Multiple Derivatives

[ƒ(x)]

1. Find the first ten values of f (k)(0) and determine whether or not there is an equation for the fkth(0) term.



f(x) = 1/(x2+1)
x = 1, 2, 3,....

Find f(k)(0) when k = 1, 2, 3,... for the first 10 values of k.


I got that
f'(x) = 0
f''(x) = -2
f'''(x) = 0
f4(x) = 24
f5(0) = 0

And...that is as far as I got.

[Wretchosoft]

Are you allowed to dip into complex numbers?

[Dick]

Are you allowed to dip into complex numbers?

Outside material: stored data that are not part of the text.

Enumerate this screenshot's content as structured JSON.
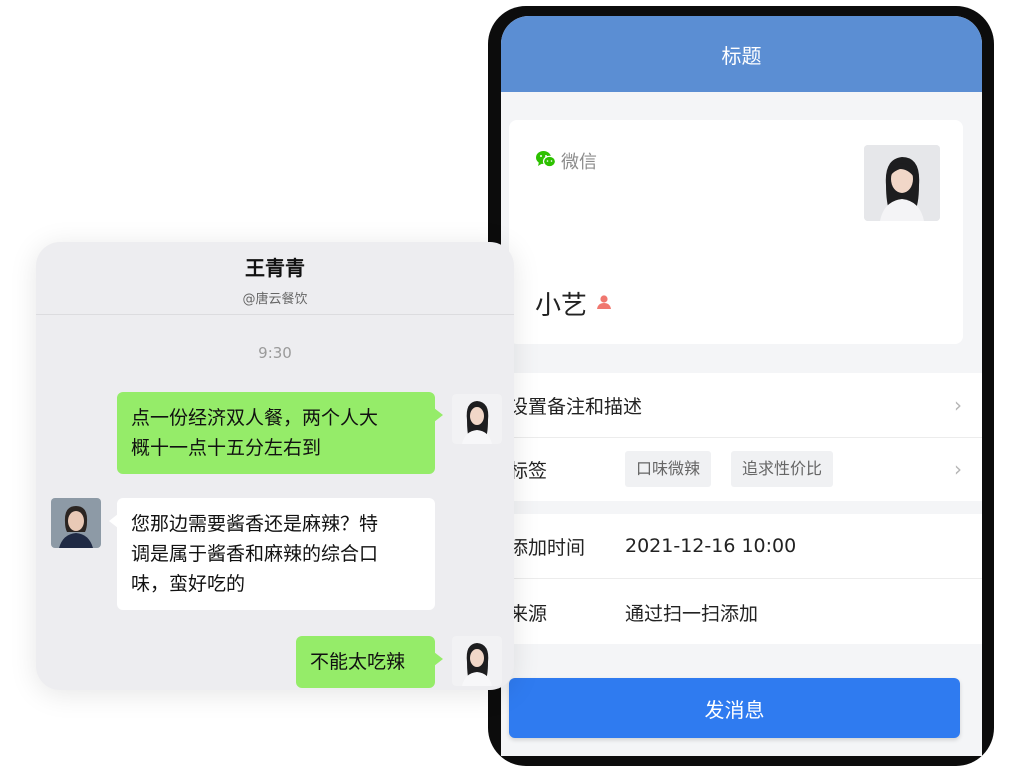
{
  "phone": {
    "title": "标题",
    "profile": {
      "source_app": "微信",
      "source_icon": "wechat-icon",
      "nickname": "小艺",
      "gender_icon": "person-icon",
      "gender_color": "#f0776f",
      "avatar": "woman-portrait-avatar"
    },
    "rows": [
      {
        "label": "设置备注和描述",
        "has_arrow": true
      },
      {
        "label": "标签",
        "tags": [
          "口味微辣",
          "追求性价比"
        ],
        "has_arrow": true
      },
      {
        "label": "添加时间",
        "value": "2021-12-16 10:00"
      },
      {
        "label": "来源",
        "value": "通过扫一扫添加"
      }
    ],
    "send_button": "发消息",
    "colors": {
      "header": "#5b8ed3",
      "button": "#2f7bf0",
      "wechat": "#2dc100"
    }
  },
  "chat": {
    "contact_name": "王青青",
    "contact_org": "@唐云餐饮",
    "time": "9:30",
    "messages": [
      {
        "side": "out",
        "text_lines": [
          "点一份经济双人餐，两个人大",
          "概十一点十五分左右到"
        ]
      },
      {
        "side": "in",
        "text_lines": [
          "您那边需要酱香还是麻辣？特",
          "调是属于酱香和麻辣的综合口",
          "味，蛮好吃的"
        ]
      },
      {
        "side": "out",
        "text_lines": [
          "不能太吃辣"
        ]
      }
    ],
    "colors": {
      "outgoing_bubble": "#95ec69",
      "incoming_bubble": "#ffffff"
    }
  }
}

Why? Write out the geometric series expansion of 1/(1-(-x^2)). Match that up with the taylor series expansion of 1/(1+x^2) with the x^k*f^(k)(x)/k! things in it. That will give you a formula for f^(k).

[ƒ(x)]

Why? Write out the geometric series expansion of 1/(1-(-x^2)). Match that up with the taylor series expansion of 1/(1+x^2) with the x^k*f^(k)(x)/k! things in it. That will give you a formula for f^(k).

Could you please elaborate on this a little bit more? I'm not familiar with the Taylor series.

[HallsofIvy]

Then look at what you have so far:
f'(0)= 0
f"(0)= -2= -2!
f"'(0)= 0
f""(0)= 24= 4!
f""'(0)= 0
It should be easy to see what f(n)(0) is for n odd!

I might guess that f"""(0)= -720= (-1)37!. Can you check that?

[Dick]

The geometric series expansion is 1-x^2+x^4-x^6+... The Taylor series expansion is f(0)+f'(0)x+f''(0)*x^2/2!+f'''(0)x^3/3!+f''''(0)x^4/4!+... Match up equal powers of x and read off the derivatives of f.